JAJEU OLE KAMASIA,DAVID LESHO OLE KENTEYIA,SAMSON OLE KENTEYIA,WILSON KERUNKA OLE KENTEYIA,NENKAI NAREYIO KENTEYIA & LOLKIPAYANG KAMASIA KENTEYIA v DANIEL KIPRONOH NAIMOJA [2011] KEHC 1190 (KLR) | Land Adjudication | Esheria

JAJEU OLE KAMASIA,DAVID LESHO OLE KENTEYIA,SAMSON OLE KENTEYIA,WILSON KERUNKA OLE KENTEYIA,NENKAI NAREYIO KENTEYIA & LOLKIPAYANG KAMASIA KENTEYIA v DANIEL KIPRONOH NAIMOJA [2011] KEHC 1190 (KLR)

Full Case Text

No.2932

REPUBLIC OF KENYA

IN THE HIGH COURT OF KENYA

AT KISII

CIVIL SUIT NO.148 OF 2008

JAJEU OLE KAMASIA

DAVID LESHO OLE KENTEYIA

SAMSON OLE KENTEYIA

WILSON KERUNKA OLE KENTEYIA

NENKAI NAREYIO KENTEYIA

LOLKIPAYANG KAMASIA KENTEYIA………....................…………..….APPLICANTS

-VERSUS-

DANIEL KIPRONOH NAIMOJA……..………..................……………… RESPONDENT

RULING

The Respondent filed this suit against the applicants jointly and severally seeking inter alia for:-

“a. Declaration that the registration of the applicants in respect of land parcel Nos. Transmara/Ololchani/429, 430, 431, 434, 745 and 746 was incorrectly, irregularly and unlawfully made and the same are null and void.

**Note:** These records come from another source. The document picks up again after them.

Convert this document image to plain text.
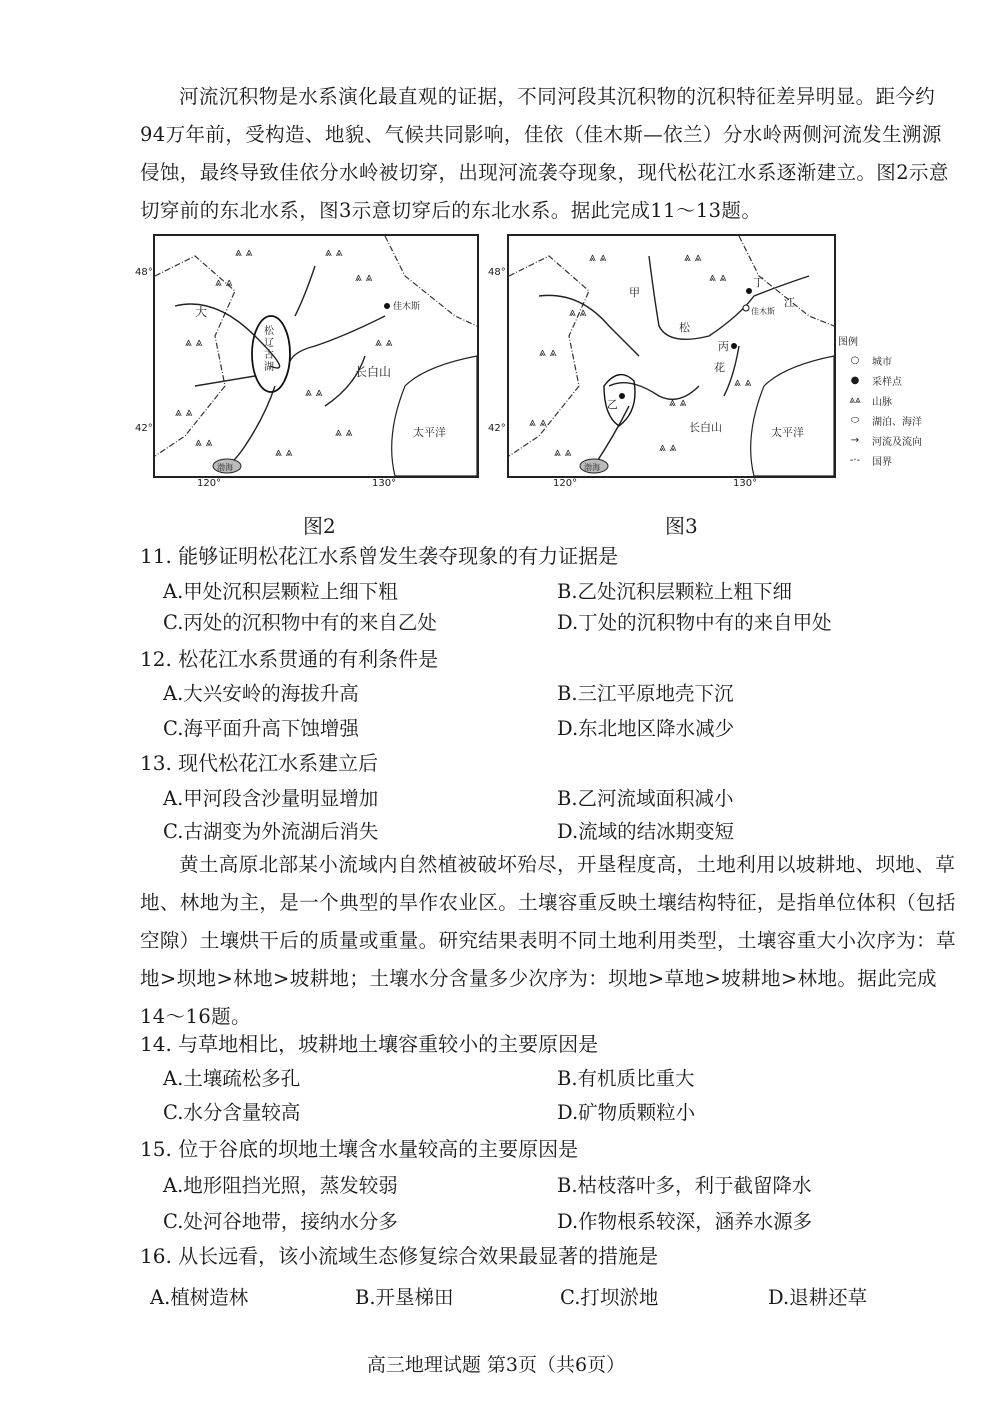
河流沉积物是水系演化最直观的证据，不同河段其沉积物的沉积特征差异明显。距今约94万年前，受构造、地貌、气候共同影响，佳依（佳木斯—依兰）分水岭两侧河流发生溯源侵蚀，最终导致佳依分水岭被切穿，出现河流袭夺现象，现代松花江水系逐渐建立。图2示意切穿前的东北水系，图3示意切穿后的东北水系。据此完成11～13题。
松
辽
古
湖
佳木斯
⩓ ⩓
⩓ ⩓
⩓ ⩓
⩓ ⩓
⩓ ⩓
⩓ ⩓
⩓ ⩓
⩓ ⩓
⩓ ⩓
⩓ ⩓
⩓ ⩓
大
长白山
太平洋
渤海
48°
42°
120°	130°
图2
甲
乙
丙
丁
佳木斯
松
花
江
长白山
⩓ ⩓
⩓ ⩓
⩓ ⩓
⩓ ⩓
⩓ ⩓
⩓ ⩓
⩓ ⩓
⩓ ⩓
⩓ ⩓
⩓ ⩓
太平洋
渤海
48°
42°
120°	130°
图3
图例
○	城市
●	采样点
⩓⩓	山脉
⬭	湖泊、海洋
→	河流及流向
-·-	国界
11. 能够证明松花江水系曾发生袭夺现象的有力证据是
A.甲处沉积层颗粒上细下粗	B.乙处沉积层颗粒上粗下细
C.丙处的沉积物中有的来自乙处	D.丁处的沉积物中有的来自甲处
12. 松花江水系贯通的有利条件是
A.大兴安岭的海拔升高	B.三江平原地壳下沉
C.海平面升高下蚀增强	D.东北地区降水减少
13. 现代松花江水系建立后
A.甲河段含沙量明显增加	B.乙河流域面积减小
C.古湖变为外流湖后消失	D.流域的结冰期变短
黄土高原北部某小流域内自然植被破坏殆尽，开垦程度高，土地利用以坡耕地、坝地、草地、林地为主，是一个典型的旱作农业区。土壤容重反映土壤结构特征，是指单位体积（包括空隙）土壤烘干后的质量或重量。研究结果表明不同土地利用类型，土壤容重大小次序为：草地>坝地>林地>坡耕地；土壤水分含量多少次序为：坝地>草地>坡耕地>林地。据此完成14～16题。
14. 与草地相比，坡耕地土壤容重较小的主要原因是
A.土壤疏松多孔	B.有机质比重大
C.水分含量较高	D.矿物质颗粒小
15. 位于谷底的坝地土壤含水量较高的主要原因是
A.地形阻挡光照，蒸发较弱	B.枯枝落叶多，利于截留降水
C.处河谷地带，接纳水分多	D.作物根系较深，涵养水源多
16. 从长远看，该小流域生态修复综合效果最显著的措施是
A.植树造林	B.开垦梯田	C.打坝淤地	D.退耕还草
高三地理试题 第3页（共6页）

b). An Order that all the resultant parcels arising from land parcel No.7 Olochani Adjudication section be cancelled and registration be effected on Parcel No. 7 Ololchani Adjudication section upon sub-division into 2 equal portions between the respondent and the 1st applicant formerly known as Tarayia Kenteyia.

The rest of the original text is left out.